Finished the Bloomberg frontend engineer loop in March 2026. Sharing because the frontend interview experience there is a bit different from what I was used to at product companies.

Background: 4 years in frontend, mostly React, Bay Area. Applied to a NYC-based role, did the loop fully remote.

What the loop looked like. Phone screen with recruiter. Technical screen with an engineer (45 minutes, mostly JavaScript). Then an onsite with four rounds over a day: two coding, one system design for frontend, one behavioral.

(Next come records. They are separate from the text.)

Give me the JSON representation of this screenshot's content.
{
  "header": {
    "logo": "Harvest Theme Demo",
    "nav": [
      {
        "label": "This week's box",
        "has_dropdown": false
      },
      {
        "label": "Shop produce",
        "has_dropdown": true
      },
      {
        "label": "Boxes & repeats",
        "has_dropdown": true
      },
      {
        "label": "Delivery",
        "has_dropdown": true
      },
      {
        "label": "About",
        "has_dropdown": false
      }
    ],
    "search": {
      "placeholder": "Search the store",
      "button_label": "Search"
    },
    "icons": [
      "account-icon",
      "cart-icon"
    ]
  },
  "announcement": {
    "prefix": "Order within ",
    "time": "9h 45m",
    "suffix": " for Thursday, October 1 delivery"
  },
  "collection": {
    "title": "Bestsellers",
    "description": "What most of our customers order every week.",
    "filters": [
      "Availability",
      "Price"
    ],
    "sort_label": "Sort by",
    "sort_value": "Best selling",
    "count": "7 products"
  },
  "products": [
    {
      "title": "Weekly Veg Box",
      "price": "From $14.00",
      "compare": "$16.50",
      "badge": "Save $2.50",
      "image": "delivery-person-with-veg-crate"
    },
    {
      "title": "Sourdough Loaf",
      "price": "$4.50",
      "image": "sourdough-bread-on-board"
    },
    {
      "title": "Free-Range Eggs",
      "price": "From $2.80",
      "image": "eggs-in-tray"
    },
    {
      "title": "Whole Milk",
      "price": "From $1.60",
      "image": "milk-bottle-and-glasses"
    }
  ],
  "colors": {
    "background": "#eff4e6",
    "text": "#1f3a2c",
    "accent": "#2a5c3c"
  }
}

JavaScript fundamentals. This was the biggest surprise. Bloomberg went deeper on raw JS than any interview I've had before. We're talking closures, prototype chains, event loop and call stack, this binding edge cases, promise internals. Not "what does async/await do" but genuinely: what does the event loop actually do with a microtask queue vs a macrotask queue. If you've been writing React for years and kind of forgot the underneath, go back and review it. MDN + Jake Archibald's event loop talk.

Coding rounds. Algorithmic but not pure LeetCode. One round was a DOM manipulation problem: build a simple component from scratch without a framework. Vanilla JS. No React, no library. Had to handle event delegation, manage state manually, make it accessible. That was harder than I expected. Second round was more standard algorithm problem, medium level.

Frontend system design. Design a real-time financial data dashboard. Think: streaming updates, rendering performance, handling slow network. I talked about websockets for the data layer, virtual scrolling for large tables, debouncing/throttling, Web Workers for heavy computation off the main thread. They pushed on accessibility and performance testing which I thought was a good sign of what they actually care about.

Behavioral. Similar to what others have said for Bloomberg generally. Ownership and failure stories, specific examples. I told a story about a performance regression we shipped and how we found and fixed it. That landed well.

The Bloomberg terminal is used by finance professionals who want precision and reliability, not a flashy consumer app. I think that shapes what they look for in frontend engineers. Performance, correctness, and solid fundamentals over the latest framework.

4 replies

qa_quinn

The accessibility question in the system design round is interesting. A lot of companies claim to care about a11y but never actually ask about it. The fact that it came up as a probe is a decent signal.

qa_quinn

Genuine question: is the vanilla JS DOM manipulation test actually relevant to the job, or is it one of those interview-only skills that has no bearing on what you'd actually build there? Asking because Bloomberg uses their own framework (B-PIPE, various internal tools) and whether you can imperatively wire up a button click seems kind of arbitrary.

frontend_fran

Honestly, probably a mix. My read is it tests whether you actually understand what React is doing under the hood vs. just knowing the API. If you can't build a simple interactive component without a framework you probably don't understand the fundamentals well enough for a company that writes a lot of internal tooling. Still, fair point that it's a proxy.

staff_steph

The event loop microtask vs macrotask question is one of those things that separates people who've been writing JS for years from people who've been writing React for years. Very different things. Good call-out.